For Hagen, femininity was not simply depicted as peaceful or idyllic. Instead, her work highlights layered, and often conflicted, relationships between women, their surroundings, and themselves. Feminism pulses at the core of her artistry, but it rejects sanitized portrayals of nurturing matriarchs or picture-perfect sisterhood. Hagen’s women are multidimensional: flawed, heroic, vulnerable, and occasionally defiant. Through her art, she candidly acknowledged the alienation, infantilization, and sexualization imposed on women, themes that remain relevant today.
### The Feminine Interior: Painting Women in Their Complexity
Hagen’s canvases are electric with color and energy, but beneath the rainbow hues lie undercurrents of angst and contemplation. In “The Secret” (1945), for instance, four young girls curl together around an open book, their bodies glowing in tones of yellow, orange, and red. At their side, a separate figure watches cautiously, her inward gaze suggesting she may know the complexity of the stolen secrets depicted in the diary-like pages. In this piece, Hagen captures a feminine moment rife with intimacy, betrayal, and unknowable subtext—qualities often scorned as subject matter in “serious” art during that era.
Similarly, “Floral Priest Collar” (1956/57), shows a young woman dressed in an ephemeral skirt of paper and flowers, hiding her face behind her hands. While the colors of the piece are playful, her posture evokes resistance, as if shielding herself from prying eyes. The tension between the festive aesthetic and the emotional undercurrent reflects Hagen’s nuanced exploration of feminine agency. Her figures whisper of defiance in realms where women are often denied autonomy.
### A Trailblazing Career in Visual Arts
Hagen’s vibrant, feminist-leaning narratives resonate within her broader trailblazing life. Despite societal pressures that pushed marriage and motherhood over career aspirations, Hagen pursued art relentlessly. She became a major figure in Norway’s public art scene, using monumental works to blend abstraction with social consciousness. However, her oil paintings reveal a more personal dimension, making her retrospective all the more significant.
Her piece “The Roles Assigned” (1950) illustrates this duality. The painting depicts three nude women surrounded by fluttering pieces of newsprint, two of them masked and one unmasking herself with alarm. The scene suggests a stripping away of societal façades and expectations, leaving the rawness of identity in its wake. Unapologetically centered on women, the painting not only critiques the confining roles society imposes, but also celebrates the courage it takes to confront them.

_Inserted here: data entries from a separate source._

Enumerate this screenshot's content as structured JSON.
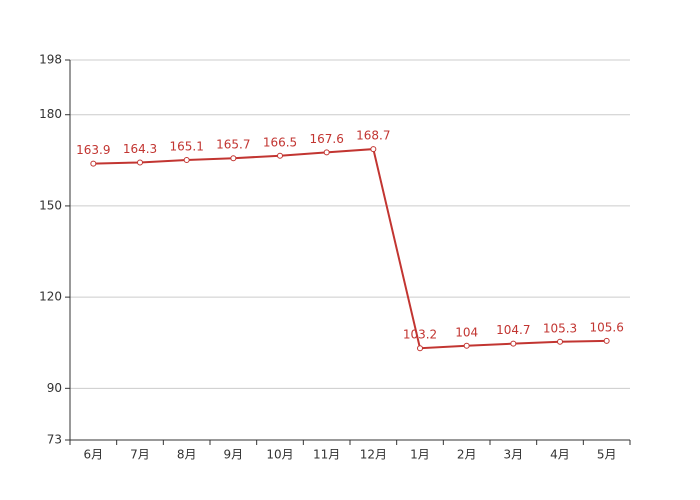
{
  "chart_data": {
    "type": "line",
    "categories": [
      "6月",
      "7月",
      "8月",
      "9月",
      "10月",
      "11月",
      "12月",
      "1月",
      "2月",
      "3月",
      "4月",
      "5月"
    ],
    "series": [
      {
        "color": "#c23531",
        "values": [
          163.9,
          164.3,
          165.1,
          165.7,
          166.5,
          167.6,
          168.7,
          103.2,
          104,
          104.7,
          105.3,
          105.6
        ]
      }
    ],
    "ylim": [
      73,
      198
    ],
    "yticks": [
      73,
      90,
      120,
      150,
      180,
      198
    ],
    "grid": true
  }
}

### The Timeless Modernity of Hagen’s Vision
Hagen’s ability to distill universal truths about gender, identity, and human relationships gives her work a timeless resonance. Even her early work, such as a masterfully composed “Self-Portrait” from 1940, emphasizes her modern approach. Painted when she was just 26, the portrait layers her face with pinks and blues, a striking departure from naturalistic self-portraits of that era. Her expression, poised and slightly detached, hints at the introspection and confidence that define her entire body of work.

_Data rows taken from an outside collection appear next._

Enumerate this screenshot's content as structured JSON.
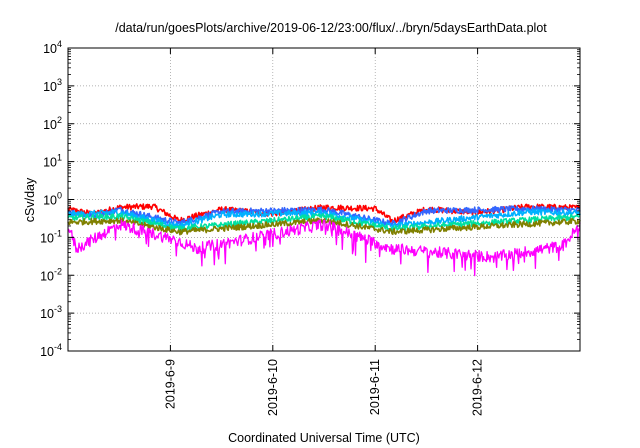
{
  "chart_data": {
    "type": "line",
    "title": "/data/run/goesPlots/archive/2019-06-12/23:00/flux/../bryn/5daysEarthData.plot",
    "xlabel": "Coordinated Universal Time (UTC)",
    "ylabel": "cSv/day",
    "y_scale": "log",
    "ylim": [
      0.0001,
      10000
    ],
    "y_ticks": [
      {
        "base": "10",
        "exp": "4"
      },
      {
        "base": "10",
        "exp": "3"
      },
      {
        "base": "10",
        "exp": "2"
      },
      {
        "base": "10",
        "exp": "1"
      },
      {
        "base": "10",
        "exp": "0"
      },
      {
        "base": "10",
        "exp": "-1"
      },
      {
        "base": "10",
        "exp": "-2"
      },
      {
        "base": "10",
        "exp": "-3"
      },
      {
        "base": "10",
        "exp": "-4"
      }
    ],
    "x_range": [
      "2019-06-08T00:00",
      "2019-06-13T00:00"
    ],
    "x_ticks": [
      "2019-6-9",
      "2019-6-10",
      "2019-6-11",
      "2019-6-12"
    ],
    "grid": true,
    "series": [
      {
        "color": "#ff0000",
        "level": 0.5,
        "values": [
          {
            "x": "2019-06-08T00:00",
            "y": 0.55
          },
          {
            "x": "2019-06-08T06:00",
            "y": 0.42
          },
          {
            "x": "2019-06-08T12:00",
            "y": 0.62
          },
          {
            "x": "2019-06-08T20:00",
            "y": 0.66
          },
          {
            "x": "2019-06-09T02:00",
            "y": 0.28
          },
          {
            "x": "2019-06-09T12:00",
            "y": 0.55
          },
          {
            "x": "2019-06-10T00:00",
            "y": 0.42
          },
          {
            "x": "2019-06-10T12:00",
            "y": 0.62
          },
          {
            "x": "2019-06-11T00:00",
            "y": 0.58
          },
          {
            "x": "2019-06-11T04:00",
            "y": 0.27
          },
          {
            "x": "2019-06-11T12:00",
            "y": 0.56
          },
          {
            "x": "2019-06-12T00:00",
            "y": 0.45
          },
          {
            "x": "2019-06-12T12:00",
            "y": 0.65
          },
          {
            "x": "2019-06-13T00:00",
            "y": 0.6
          }
        ]
      },
      {
        "color": "#3366ff",
        "level": 0.45,
        "values": [
          {
            "x": "2019-06-08T00:00",
            "y": 0.48
          },
          {
            "x": "2019-06-08T06:00",
            "y": 0.36
          },
          {
            "x": "2019-06-08T12:00",
            "y": 0.55
          },
          {
            "x": "2019-06-09T02:00",
            "y": 0.24
          },
          {
            "x": "2019-06-09T12:00",
            "y": 0.48
          },
          {
            "x": "2019-06-10T12:00",
            "y": 0.54
          },
          {
            "x": "2019-06-11T04:00",
            "y": 0.23
          },
          {
            "x": "2019-06-11T12:00",
            "y": 0.5
          },
          {
            "x": "2019-06-12T12:00",
            "y": 0.57
          },
          {
            "x": "2019-06-13T00:00",
            "y": 0.52
          }
        ]
      },
      {
        "color": "#00b0ff",
        "level": 0.38,
        "values": [
          {
            "x": "2019-06-08T00:00",
            "y": 0.4
          },
          {
            "x": "2019-06-08T12:00",
            "y": 0.46
          },
          {
            "x": "2019-06-09T02:00",
            "y": 0.2
          },
          {
            "x": "2019-06-09T12:00",
            "y": 0.4
          },
          {
            "x": "2019-06-10T12:00",
            "y": 0.45
          },
          {
            "x": "2019-06-11T04:00",
            "y": 0.2
          },
          {
            "x": "2019-06-12T12:00",
            "y": 0.47
          },
          {
            "x": "2019-06-13T00:00",
            "y": 0.44
          }
        ]
      },
      {
        "color": "#00e0a0",
        "level": 0.3,
        "values": [
          {
            "x": "2019-06-08T00:00",
            "y": 0.32
          },
          {
            "x": "2019-06-08T12:00",
            "y": 0.36
          },
          {
            "x": "2019-06-09T02:00",
            "y": 0.17
          },
          {
            "x": "2019-06-10T12:00",
            "y": 0.36
          },
          {
            "x": "2019-06-11T04:00",
            "y": 0.17
          },
          {
            "x": "2019-06-13T00:00",
            "y": 0.35
          }
        ]
      },
      {
        "color": "#808000",
        "level": 0.24,
        "values": [
          {
            "x": "2019-06-08T00:00",
            "y": 0.25
          },
          {
            "x": "2019-06-08T12:00",
            "y": 0.28
          },
          {
            "x": "2019-06-09T02:00",
            "y": 0.14
          },
          {
            "x": "2019-06-10T12:00",
            "y": 0.28
          },
          {
            "x": "2019-06-11T04:00",
            "y": 0.14
          },
          {
            "x": "2019-06-13T00:00",
            "y": 0.27
          }
        ]
      },
      {
        "color": "#ff00ff",
        "level": 0.2,
        "values": [
          {
            "x": "2019-06-08T00:00",
            "y": 0.2
          },
          {
            "x": "2019-06-08T02:00",
            "y": 0.05
          },
          {
            "x": "2019-06-08T12:00",
            "y": 0.22
          },
          {
            "x": "2019-06-09T02:00",
            "y": 0.08
          },
          {
            "x": "2019-06-09T06:00",
            "y": 0.05
          },
          {
            "x": "2019-06-10T12:00",
            "y": 0.22
          },
          {
            "x": "2019-06-11T04:00",
            "y": 0.05
          },
          {
            "x": "2019-06-12T04:00",
            "y": 0.03
          },
          {
            "x": "2019-06-12T20:00",
            "y": 0.06
          },
          {
            "x": "2019-06-13T00:00",
            "y": 0.21
          }
        ]
      }
    ]
  }
}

One of her most striking attributes, even years after her passing in 2010, is her ability to embody the interior lives of her subjects without defaulting to clichés or simplistic messages. Her women don’t merely brood or celebrate—they keep secrets, defy expectations, and sometimes contradict themselves. Hagen’s work thus avoids the pitfalls of romanticized feminism, instead offering a raw and honest look at the female condition.